D. MENJADI KERAJAAN IMAM BAGI ALLAH
Menurut Keluaran 19:6, orang-orang Israel akan menjadi kerajaan imam bagi Tuhan. Selama kita tinggal dalam hadirat Tuhan, kita menjadi kerajaan imam bagi-Nya. Apa yang digambarkan mengenai hal ini dalam Perjanjian Lama, digenapi dalam Perjanjian Baru. Kita kaum beriman, adalah kerajaan imam bagi Allah (Why. 1:6). Sebagai imam, kita hidup dalam hadirat Allah, menikmati Dia sebagai bagian kita, bahkan Ia pun menikmati kita sebagai harta kesayangan-Nya. Inilah kenikmatan bersama. Jika hal yang sedemikian ini dapat terjadi pada Perjanjian Lama, maka hal ini harus lebih banyak kita alami pada zaman Perjanjian Baru. Apa yang digambarkan dalam Perjanjian Lama hanyalah merupakan gambaran; sedangkan dalam Perjanjian Baru kita memiliki realitasnya. Puji Tuhan, kita adalah harta kesayangan dan imam-imam yang menikmati Dia sebagai segala sesuatu kita!
E. MENJADI BANGSA YANG KUDUS
Akhirnya, kita akan menjadi bangsa yang kudus (Kel. 19:6). Kenikmatan bersama antara Allah dan umat-Nya, memisahkan mereka bagi diri-Nya sendiri. Tidak ada yang dapat memisahkan kita bagi Allah seperti kenikmatan bersama ini. Ketika Allah menikmati kita sebagai harta kesayangan-Nya dan kita menikmati-Nya sebagai segala sesuatu kita, kita akan dipisahkan secara mutlak bagi Allah sendiri dari segala sesuatu selain Allah. Akibatnya, kita menjadi bangsa yang kudus.

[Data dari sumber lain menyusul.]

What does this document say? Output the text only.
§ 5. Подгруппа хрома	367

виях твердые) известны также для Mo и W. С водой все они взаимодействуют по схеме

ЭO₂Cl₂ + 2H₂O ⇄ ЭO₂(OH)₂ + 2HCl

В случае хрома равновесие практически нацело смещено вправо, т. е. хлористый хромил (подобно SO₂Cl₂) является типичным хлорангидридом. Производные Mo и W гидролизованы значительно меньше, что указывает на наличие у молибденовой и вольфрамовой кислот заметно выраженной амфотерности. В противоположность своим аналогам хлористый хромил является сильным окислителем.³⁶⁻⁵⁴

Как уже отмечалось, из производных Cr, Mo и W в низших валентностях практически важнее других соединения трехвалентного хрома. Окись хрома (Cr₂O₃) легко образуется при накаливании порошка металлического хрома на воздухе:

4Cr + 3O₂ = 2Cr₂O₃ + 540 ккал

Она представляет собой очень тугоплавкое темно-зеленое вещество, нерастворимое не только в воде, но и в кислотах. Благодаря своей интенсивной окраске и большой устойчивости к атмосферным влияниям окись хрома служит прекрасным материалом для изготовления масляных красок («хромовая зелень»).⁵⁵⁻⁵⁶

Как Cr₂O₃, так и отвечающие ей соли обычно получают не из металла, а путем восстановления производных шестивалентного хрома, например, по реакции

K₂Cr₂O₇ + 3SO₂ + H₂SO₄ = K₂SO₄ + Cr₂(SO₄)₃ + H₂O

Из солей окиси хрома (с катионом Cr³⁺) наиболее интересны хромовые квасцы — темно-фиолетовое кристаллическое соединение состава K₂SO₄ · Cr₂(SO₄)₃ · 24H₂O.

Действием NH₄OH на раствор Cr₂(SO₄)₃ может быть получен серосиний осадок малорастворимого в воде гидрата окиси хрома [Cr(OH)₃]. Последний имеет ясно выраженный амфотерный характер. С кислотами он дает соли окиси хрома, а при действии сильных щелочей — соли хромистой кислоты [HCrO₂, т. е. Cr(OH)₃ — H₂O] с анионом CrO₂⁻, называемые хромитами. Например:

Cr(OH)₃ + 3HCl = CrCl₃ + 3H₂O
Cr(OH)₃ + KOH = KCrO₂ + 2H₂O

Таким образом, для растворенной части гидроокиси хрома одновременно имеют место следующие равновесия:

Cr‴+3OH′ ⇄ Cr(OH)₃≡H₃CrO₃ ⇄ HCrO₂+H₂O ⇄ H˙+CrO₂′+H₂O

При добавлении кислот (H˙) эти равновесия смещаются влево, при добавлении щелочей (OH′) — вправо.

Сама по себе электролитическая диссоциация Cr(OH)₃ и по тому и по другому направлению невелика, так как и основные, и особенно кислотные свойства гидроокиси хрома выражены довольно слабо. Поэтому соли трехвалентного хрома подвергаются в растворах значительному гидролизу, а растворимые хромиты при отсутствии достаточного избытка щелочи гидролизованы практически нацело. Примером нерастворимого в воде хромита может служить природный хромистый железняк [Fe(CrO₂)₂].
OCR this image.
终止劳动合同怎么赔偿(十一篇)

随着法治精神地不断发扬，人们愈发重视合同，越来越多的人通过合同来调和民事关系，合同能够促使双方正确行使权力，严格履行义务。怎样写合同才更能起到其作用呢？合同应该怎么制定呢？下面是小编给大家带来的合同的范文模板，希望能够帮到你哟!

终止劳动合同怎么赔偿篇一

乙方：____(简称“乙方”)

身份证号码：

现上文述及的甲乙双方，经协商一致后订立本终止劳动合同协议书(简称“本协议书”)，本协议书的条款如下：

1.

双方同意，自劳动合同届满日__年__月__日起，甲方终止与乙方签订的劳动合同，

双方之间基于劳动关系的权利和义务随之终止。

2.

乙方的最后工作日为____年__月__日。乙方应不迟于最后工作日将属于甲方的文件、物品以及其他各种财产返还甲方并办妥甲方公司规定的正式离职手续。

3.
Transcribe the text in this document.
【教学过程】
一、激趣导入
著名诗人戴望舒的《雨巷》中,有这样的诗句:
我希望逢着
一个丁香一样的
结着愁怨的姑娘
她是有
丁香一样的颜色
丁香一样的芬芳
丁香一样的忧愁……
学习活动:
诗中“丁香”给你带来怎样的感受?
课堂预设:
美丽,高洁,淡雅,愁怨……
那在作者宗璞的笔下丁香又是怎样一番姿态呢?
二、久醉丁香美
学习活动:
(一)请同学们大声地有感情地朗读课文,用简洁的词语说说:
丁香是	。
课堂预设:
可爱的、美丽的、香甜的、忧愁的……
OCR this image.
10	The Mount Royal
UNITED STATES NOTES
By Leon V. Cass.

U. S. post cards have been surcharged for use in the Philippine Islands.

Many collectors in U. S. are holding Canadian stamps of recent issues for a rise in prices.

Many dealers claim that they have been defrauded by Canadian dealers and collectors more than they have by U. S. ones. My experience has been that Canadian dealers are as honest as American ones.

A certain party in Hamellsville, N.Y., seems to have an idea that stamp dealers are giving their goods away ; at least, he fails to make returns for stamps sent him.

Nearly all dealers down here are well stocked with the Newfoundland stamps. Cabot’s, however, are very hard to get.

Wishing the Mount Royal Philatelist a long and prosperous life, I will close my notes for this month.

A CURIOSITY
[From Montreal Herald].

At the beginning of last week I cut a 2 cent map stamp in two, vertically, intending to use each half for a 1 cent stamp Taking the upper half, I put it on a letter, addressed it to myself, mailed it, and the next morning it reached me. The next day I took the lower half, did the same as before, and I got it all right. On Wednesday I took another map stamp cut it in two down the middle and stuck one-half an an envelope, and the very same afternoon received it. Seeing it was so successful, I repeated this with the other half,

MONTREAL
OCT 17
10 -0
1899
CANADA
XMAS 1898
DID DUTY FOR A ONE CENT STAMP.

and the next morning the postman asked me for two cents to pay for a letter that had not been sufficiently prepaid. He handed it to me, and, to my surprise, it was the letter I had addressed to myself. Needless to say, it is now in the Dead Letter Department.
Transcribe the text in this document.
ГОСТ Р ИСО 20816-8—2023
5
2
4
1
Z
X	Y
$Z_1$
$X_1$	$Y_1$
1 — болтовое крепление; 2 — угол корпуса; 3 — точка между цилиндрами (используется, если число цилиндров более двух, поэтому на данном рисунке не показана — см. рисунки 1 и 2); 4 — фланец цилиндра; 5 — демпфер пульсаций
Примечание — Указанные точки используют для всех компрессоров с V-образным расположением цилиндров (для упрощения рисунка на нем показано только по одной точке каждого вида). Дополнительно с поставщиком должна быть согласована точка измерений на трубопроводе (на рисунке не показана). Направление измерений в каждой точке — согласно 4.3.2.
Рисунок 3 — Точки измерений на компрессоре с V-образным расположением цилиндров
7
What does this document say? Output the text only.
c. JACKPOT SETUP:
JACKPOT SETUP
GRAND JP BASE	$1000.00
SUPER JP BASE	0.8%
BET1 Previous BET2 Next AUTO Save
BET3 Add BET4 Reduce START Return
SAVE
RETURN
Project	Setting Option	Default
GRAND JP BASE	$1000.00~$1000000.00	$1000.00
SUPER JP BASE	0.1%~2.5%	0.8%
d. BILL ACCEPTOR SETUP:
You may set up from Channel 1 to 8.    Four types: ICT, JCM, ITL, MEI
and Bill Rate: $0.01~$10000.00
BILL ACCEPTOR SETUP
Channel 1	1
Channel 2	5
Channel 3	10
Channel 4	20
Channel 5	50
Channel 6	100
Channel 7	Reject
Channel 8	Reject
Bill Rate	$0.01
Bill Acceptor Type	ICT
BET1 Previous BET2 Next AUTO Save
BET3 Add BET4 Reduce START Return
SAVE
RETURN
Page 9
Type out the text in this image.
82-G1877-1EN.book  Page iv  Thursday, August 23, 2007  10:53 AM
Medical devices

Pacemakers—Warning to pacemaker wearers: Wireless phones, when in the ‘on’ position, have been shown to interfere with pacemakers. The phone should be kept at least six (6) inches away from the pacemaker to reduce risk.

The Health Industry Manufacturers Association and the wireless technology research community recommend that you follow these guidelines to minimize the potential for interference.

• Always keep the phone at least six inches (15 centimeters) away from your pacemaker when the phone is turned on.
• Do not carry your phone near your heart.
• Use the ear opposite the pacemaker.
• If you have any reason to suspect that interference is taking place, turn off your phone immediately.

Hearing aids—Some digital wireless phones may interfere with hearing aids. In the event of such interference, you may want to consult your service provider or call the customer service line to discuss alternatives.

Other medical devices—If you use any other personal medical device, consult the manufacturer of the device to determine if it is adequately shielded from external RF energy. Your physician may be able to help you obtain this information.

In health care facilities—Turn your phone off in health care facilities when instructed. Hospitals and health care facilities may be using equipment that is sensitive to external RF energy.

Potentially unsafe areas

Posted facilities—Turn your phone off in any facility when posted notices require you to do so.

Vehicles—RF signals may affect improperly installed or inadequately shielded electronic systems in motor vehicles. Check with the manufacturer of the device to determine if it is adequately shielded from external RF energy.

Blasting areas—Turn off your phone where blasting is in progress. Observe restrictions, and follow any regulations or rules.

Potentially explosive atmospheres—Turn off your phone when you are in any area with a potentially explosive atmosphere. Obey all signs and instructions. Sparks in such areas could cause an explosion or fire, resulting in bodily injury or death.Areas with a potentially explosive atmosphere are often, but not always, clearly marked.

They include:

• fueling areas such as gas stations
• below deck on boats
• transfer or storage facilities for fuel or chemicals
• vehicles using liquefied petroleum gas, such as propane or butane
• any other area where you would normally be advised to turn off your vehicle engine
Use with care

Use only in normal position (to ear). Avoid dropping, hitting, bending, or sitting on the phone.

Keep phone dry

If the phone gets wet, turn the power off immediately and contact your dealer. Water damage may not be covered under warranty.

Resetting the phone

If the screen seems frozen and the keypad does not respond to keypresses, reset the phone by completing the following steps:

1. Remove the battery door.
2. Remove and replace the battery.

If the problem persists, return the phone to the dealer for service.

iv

Keluaran 19 merupakan pasal yang sangat berharga. Ya, pasal ini membicarakan guruh, awan, dan asap. Jika kita tidak memelihara kekudusan Allah, kita akan mengalami hal-hal itu. Tetapi, Musa dan Harun tidak takut terhadap guruh tersebut. Mereka tahu bahwa guruh, awan, dan asap itu bukanlah bagi mereka. Bagian mereka adalah hadirat Allah dengan perkataan dan kenikmatan-Nya. Kita tidak perlu takut kepada Allah, karena Allah menghargai kita sebagai milik pribadi-Nya. Kita adalah imam-imam bagi-Nya, dan kita adalah bangsa yang kudus. Apa yang perlu kita takutkan?
Alangkah besarnya perbedaan antara Keluaran 1 dengan Keluaran 19! Dalam Keluaran 1 umat Allah berada di Mesir di bawah tirani Firaun. Tetapi dalam pasal 19, mereka berada di gunung Allah, menjadi harta kesayangan Allah. Di situ mereka menikmati Allah sepenuhnya, dan mereka dipisahkan bagi Dia. Tidak saja kita bersyukur kepada Tuhan atas gambaran ini, bahkan kita lebih bersyukur kepada-Nya karena hari ini kita boleh menikmati realitasnya, yaitu penggenapannya.